La popularité de 633 Squadron a encouragé Mirisch à réaliser d’autres films sur la Seconde Guerre mondiale au Royaume-Uni, même si, contrairement à 633, il s’agissait généralement de films de série B, souvent réalisés par Oakmont Productions, une filiale de Mirisch. Parmi ceux-ci, citons Attack on the Iron Coast (1967), Submarine X-1 (1968) et Mosquito Squadron (1969).

Mosquito Squadron s’est évidemment inspiré de 633 Squadron, bien qu’il ait été réalisé avec un budget beaucoup plus modeste. Il a réutilisé des séquences de 633, y compris des séquences du crash du Mosquito et des parties du raid aérien allemand sur la base de la RAF. Le film a également été tourné à Bovingdon et les Mosquito utilisés étaient peints avec les mêmes codes d’escadron « HT » que le 633 Squadron, afin de correspondre aux images recyclées du film précédent.

C’est probablement la popularité durable de la version cinématographique de 633 Squadron qui a incité Frederick E. Smith à commencer à écrire des suites à son roman original. Ils ont commencé avec l’opération Maiden of the Rhine en 1975, et la série a compté dix livres au total sur 50 ans, de 1956 à 2007.

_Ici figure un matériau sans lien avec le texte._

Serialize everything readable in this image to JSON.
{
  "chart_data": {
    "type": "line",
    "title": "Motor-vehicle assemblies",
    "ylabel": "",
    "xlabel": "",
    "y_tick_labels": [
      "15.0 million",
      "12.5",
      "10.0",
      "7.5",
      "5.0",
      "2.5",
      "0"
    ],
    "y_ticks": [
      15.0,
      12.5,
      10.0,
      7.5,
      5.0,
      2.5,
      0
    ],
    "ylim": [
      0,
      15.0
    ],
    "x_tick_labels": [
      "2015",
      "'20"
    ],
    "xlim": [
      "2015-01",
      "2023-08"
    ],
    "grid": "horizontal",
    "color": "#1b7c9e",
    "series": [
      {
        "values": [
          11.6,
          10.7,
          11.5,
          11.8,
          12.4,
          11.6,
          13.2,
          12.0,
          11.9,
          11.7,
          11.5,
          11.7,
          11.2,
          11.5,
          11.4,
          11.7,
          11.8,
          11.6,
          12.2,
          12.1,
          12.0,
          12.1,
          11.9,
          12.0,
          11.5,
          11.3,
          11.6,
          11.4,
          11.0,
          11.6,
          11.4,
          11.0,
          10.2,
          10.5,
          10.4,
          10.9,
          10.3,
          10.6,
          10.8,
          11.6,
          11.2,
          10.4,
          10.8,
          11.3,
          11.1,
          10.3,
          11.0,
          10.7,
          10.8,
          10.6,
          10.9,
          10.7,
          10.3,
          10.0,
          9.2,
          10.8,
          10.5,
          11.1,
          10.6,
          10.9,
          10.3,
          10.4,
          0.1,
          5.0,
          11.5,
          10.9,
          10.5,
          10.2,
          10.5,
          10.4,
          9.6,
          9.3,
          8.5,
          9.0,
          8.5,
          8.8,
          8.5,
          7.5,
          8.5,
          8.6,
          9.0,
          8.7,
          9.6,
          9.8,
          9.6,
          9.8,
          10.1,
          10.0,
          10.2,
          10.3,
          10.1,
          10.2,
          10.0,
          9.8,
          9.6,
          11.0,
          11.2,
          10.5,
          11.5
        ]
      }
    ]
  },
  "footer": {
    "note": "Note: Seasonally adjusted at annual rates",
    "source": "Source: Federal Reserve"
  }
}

On peut se demander dans quelle mesure la séquence d’attaque de l’Étoile de la Mort dans Star Wars a été inspirée par la fin de 633 Squadron. Il y a certainement des similitudes, bien que certaines d’entre elles soient dues à la dette de 633 Squadron envers The Dam Busters, une autre influence sur Star Wars. Mais il est probable que des scènes de 633 se trouvaient quelque part dans le mélange lorsque George Lucas utilisait des séquences de films de guerre comme base pour ses batailles de vaisseaux spatiaux dans les premières versions de Star Wars.

Malgré un scénario faible, un casting douteux et une forte dose de clichés, 633 Squadron est un film de guerre assez divertissant. Bien que le scénario et les acteurs n’atteignent jamais les sommets de son prédécesseur, The Dam Busters, il est remarquable pour ses excellentes séquences aériennes et la partition insistante de Ron Goodwin. Les moustiques n’ont jamais été aussi beaux dans un film, et 633 Squadron est une recommandation assez sûre pour les amateurs de films de guerre et d’aviation.